Meditazione 27^ domenica del tempo ordinario 08/10/2023

In questa domenica la prima lettura e il Vangelo parlano di una vigna e del suo padrone che si aspetta di raccogliere buoni frutti. Nella prima lettura è proprio la vigna che si rifiuta di produrre frutti buoni: «Egli si aspettava giustizia ed ecco spargimento di sangue, attendeva rettitudine ed ecco grida di oppressi» (Is 5,7). Nel Vangelo invece sono i vignaioli che hanno fatto un buon raccolto ma si rifiutano di consegnare al padrone quanto gli è dovuto, per questo Gesù dice ai capi dei sacerdoti e agli anziani del popolo: «A voi sarà tolto il regno di Dio e sarà dato a un popolo che ne produca i frutti». Quali sono questi frutti? San Paolo nella Lettera ai Galati dice: «Il frutto dello Spirito è amore, gioia, pace, magnanimità, benevolenza, bontà, fedeltà, mitezza, dominio di sé» (Gal 5,22).
Abbiamo quindi due modi diversi di descrivere il frutto che Dio si attende: per il profeta Isaia è la giustizia sociale, una società e un mondo senza ingiustizie né sopraffazioni; per San Paolo si tratta piuttosto di nove atteggiamenti interiori.
Credo che non si debbano contrapporre queste due visioni, ma si debbano tenere insieme: gli atteggiamenti interiori non devono rimanere chiusi nella sfera del privato ma devono tradursi in qualcosa di visibile, concreto e collettivo, non individualista. D’altra parte ormai dovremmo sapere che anche i migliori programmi di riforma sociale sono destinati a naufragare se non sono animati dalla carità e temperati dalla misericordia: in nome della giustizia e dei grandi ideali nella storia si è sparso tanto sangue…
Il frutto che Dio si attende è quindi contemporaneamente visibile e invisibile: matura nel segreto della coscienza ma si manifesta all’esterno, nelle relazioni tra le persone; produce risultati concreti ma è animato da una forza interiore.
Purtroppo oggi abbiamo ancora gli stessi problemi denunciati da Isaia: gli spargimenti di sangue e le grida degli oppressi non sono un brutto ricordo, ma cronaca quotidiana. I problemi e i bisogni nel mondo sono tantissimi e non è detto che ci possa essere un solo modo per affrontarli: sicuramente voltarsi dall’altra parte è un modo per non portare frutto, ma ci possono essere approcci diversi nel tentare di risolvere situazioni complesse e problematiche. Edificare una società più giusta e inclusiva è il grande problema di oggi e nessuno ha la ricetta in tasca: molto spesso volano le accuse e anche gli insulti e le calunnie tra coloro che hanno differenti visioni dei problemi e delle possibili soluzioni, mentre invece abbiamo bisogno di dialogo e di ascolto per capire come venirne a capo.

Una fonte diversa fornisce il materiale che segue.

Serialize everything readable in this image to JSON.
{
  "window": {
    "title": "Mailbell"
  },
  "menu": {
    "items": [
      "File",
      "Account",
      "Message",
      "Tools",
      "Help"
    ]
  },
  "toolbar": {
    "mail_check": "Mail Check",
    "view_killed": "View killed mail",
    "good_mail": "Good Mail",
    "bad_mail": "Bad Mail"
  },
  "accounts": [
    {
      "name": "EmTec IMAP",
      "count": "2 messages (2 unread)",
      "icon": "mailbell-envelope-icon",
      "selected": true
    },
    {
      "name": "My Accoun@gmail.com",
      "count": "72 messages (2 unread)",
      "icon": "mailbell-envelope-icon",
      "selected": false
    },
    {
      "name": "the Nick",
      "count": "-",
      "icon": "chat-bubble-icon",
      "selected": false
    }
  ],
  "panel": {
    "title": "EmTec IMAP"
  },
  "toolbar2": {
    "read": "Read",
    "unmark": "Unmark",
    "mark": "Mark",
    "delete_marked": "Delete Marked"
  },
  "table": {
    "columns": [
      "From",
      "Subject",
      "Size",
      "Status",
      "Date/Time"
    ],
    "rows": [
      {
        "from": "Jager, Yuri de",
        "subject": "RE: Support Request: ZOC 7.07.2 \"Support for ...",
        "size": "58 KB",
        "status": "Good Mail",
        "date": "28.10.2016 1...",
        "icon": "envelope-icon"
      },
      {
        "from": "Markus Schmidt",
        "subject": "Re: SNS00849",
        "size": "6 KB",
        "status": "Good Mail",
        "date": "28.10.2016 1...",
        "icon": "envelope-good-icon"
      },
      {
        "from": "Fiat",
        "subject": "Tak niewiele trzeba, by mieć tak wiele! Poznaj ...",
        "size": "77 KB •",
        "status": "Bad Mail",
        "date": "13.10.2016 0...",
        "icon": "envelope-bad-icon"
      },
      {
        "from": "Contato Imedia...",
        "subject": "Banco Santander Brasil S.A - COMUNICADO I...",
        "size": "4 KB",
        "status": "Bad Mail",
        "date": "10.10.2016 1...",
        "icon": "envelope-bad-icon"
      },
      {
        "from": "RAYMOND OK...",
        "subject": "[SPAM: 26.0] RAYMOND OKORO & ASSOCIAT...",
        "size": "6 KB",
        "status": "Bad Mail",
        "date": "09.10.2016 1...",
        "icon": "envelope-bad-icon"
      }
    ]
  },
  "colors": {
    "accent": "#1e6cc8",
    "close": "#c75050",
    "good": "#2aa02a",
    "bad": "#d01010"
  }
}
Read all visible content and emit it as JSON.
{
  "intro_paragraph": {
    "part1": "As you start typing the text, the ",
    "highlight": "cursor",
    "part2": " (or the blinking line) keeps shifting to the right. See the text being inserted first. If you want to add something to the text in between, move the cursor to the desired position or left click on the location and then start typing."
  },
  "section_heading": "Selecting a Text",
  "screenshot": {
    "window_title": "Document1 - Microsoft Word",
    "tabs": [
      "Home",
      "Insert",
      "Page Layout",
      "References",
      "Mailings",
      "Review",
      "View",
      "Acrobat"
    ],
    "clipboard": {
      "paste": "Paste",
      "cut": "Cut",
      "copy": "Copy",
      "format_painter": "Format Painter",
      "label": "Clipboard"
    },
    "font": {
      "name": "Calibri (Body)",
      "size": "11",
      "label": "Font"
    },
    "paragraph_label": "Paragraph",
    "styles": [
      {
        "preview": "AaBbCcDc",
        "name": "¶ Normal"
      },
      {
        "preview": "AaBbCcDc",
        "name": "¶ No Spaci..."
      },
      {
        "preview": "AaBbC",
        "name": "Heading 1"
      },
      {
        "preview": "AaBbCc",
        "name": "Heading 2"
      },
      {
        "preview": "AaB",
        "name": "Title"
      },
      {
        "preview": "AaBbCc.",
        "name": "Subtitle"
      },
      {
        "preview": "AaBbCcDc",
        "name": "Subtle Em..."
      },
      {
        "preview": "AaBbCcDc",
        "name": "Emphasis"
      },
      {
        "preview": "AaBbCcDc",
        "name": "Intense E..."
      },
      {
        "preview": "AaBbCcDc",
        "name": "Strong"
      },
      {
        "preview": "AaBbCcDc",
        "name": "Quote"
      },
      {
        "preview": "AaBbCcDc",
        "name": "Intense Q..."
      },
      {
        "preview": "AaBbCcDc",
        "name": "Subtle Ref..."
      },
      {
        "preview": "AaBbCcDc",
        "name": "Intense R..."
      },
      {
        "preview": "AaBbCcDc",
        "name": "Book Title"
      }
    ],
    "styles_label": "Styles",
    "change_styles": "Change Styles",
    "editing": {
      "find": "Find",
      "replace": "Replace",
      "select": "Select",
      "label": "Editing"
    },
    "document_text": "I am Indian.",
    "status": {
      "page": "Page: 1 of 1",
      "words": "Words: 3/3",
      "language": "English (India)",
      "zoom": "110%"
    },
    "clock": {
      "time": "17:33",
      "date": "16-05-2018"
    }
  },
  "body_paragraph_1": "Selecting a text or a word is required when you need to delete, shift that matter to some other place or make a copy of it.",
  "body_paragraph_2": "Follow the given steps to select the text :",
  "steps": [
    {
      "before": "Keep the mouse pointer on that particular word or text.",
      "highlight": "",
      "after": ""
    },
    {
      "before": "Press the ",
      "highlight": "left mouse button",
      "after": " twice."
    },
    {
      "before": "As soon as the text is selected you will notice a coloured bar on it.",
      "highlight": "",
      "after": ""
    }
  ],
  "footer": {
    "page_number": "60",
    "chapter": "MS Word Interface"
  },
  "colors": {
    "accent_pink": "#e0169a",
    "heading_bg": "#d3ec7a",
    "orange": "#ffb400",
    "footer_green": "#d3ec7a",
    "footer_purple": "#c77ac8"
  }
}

I frutti che Dio si aspetta nascono da un’interiorità riconciliata, non dalla polemica.
Anche nella Chiesa mi sembra che si stia facendo strada lo spirito di contesa, di giudizio, di accuse pesanti in nome di valori che si ritengono irrinunciabili, ma se viene meno la carità, non possono essere questi i frutti che Dio ci chiede.

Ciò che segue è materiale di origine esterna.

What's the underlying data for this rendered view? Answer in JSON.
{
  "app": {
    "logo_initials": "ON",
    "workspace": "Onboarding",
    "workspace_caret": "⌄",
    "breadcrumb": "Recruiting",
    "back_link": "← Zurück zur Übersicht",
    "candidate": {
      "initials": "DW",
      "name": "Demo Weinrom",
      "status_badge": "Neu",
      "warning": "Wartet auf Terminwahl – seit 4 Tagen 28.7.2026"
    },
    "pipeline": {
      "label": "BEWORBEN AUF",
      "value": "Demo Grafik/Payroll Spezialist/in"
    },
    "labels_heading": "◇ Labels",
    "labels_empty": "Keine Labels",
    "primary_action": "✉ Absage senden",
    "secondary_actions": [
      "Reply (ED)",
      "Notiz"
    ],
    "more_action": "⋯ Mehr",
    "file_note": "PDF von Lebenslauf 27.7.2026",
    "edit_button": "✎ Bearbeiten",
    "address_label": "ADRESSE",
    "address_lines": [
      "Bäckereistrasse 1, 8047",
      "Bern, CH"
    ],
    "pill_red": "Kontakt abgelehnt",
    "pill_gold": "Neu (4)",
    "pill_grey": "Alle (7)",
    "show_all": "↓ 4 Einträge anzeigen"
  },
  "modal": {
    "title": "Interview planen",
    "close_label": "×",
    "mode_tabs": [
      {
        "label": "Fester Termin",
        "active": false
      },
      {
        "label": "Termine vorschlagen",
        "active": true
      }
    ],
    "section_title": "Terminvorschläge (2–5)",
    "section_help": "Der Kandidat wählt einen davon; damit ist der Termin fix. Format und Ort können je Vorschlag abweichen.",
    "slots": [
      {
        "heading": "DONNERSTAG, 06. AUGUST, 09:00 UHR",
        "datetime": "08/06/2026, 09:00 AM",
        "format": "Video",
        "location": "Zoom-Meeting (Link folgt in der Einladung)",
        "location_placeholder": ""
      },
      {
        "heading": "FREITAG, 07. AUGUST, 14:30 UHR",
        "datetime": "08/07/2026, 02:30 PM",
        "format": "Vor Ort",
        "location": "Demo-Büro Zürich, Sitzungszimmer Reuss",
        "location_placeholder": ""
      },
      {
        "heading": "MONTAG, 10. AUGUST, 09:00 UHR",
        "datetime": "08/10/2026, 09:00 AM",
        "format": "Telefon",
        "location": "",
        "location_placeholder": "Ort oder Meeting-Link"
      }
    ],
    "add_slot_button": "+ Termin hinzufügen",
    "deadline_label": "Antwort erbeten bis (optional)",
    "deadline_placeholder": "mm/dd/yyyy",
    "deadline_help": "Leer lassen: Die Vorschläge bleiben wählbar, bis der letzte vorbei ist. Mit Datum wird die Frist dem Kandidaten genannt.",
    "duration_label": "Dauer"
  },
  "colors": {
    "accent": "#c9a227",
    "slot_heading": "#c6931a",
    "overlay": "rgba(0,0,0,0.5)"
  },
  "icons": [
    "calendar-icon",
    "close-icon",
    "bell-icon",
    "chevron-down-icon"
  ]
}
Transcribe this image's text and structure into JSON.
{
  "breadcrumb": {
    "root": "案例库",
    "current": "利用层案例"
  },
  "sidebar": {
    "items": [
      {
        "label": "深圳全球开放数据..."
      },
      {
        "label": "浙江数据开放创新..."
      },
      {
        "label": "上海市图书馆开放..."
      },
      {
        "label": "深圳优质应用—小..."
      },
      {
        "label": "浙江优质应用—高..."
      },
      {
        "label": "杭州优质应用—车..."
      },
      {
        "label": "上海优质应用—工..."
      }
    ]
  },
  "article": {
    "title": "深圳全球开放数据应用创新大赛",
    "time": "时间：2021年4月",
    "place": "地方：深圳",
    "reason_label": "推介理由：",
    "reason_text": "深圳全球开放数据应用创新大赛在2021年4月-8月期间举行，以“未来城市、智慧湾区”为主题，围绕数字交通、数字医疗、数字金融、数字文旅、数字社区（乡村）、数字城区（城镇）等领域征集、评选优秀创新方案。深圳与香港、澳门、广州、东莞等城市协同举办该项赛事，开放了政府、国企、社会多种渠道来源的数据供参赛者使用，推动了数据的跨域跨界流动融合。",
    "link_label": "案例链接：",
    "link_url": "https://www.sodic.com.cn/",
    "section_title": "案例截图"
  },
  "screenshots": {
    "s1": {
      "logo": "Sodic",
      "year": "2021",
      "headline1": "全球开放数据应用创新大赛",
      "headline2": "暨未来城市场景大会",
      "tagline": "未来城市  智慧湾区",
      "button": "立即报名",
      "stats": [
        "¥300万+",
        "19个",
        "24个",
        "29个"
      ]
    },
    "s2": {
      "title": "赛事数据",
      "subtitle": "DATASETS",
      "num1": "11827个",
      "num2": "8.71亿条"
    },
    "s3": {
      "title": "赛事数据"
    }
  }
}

Nel Libro dell’Apocalisse il Signore dice: «Conosco le tue opere, la tua fatica e la tua costanza […] Sei costante e hai molto sopportato per il mio nome, senza stancarti. Ho però da rimproverarti che hai abbandonato il tuo amore di prima. Ricorda dunque da dove sei caduto, ravvediti e compi le opere di prima» (Ap 2,2-5). Da questo comprendiamo che i criteri in base ai quali Dio approva e fa sue le nostre opere hanno a che fare soprattutto con la carità. Le nostre azioni spesso vanno avanti – con costanza, dice San Giovanni – per abitudine o per motivi magari rispettabili, ma che non sempre derivano dalla carità, e il raffreddarsi dell’amore può portare un po’ alla volta a un fare nel quale Dio non si riconosce, anche nella Chiesa. È importante capire non solo cosa dobbiamo fare, e non è facile, ma anche come dobbiamo fare e come dobbiamo essere per produrre frutti graditi a Dio.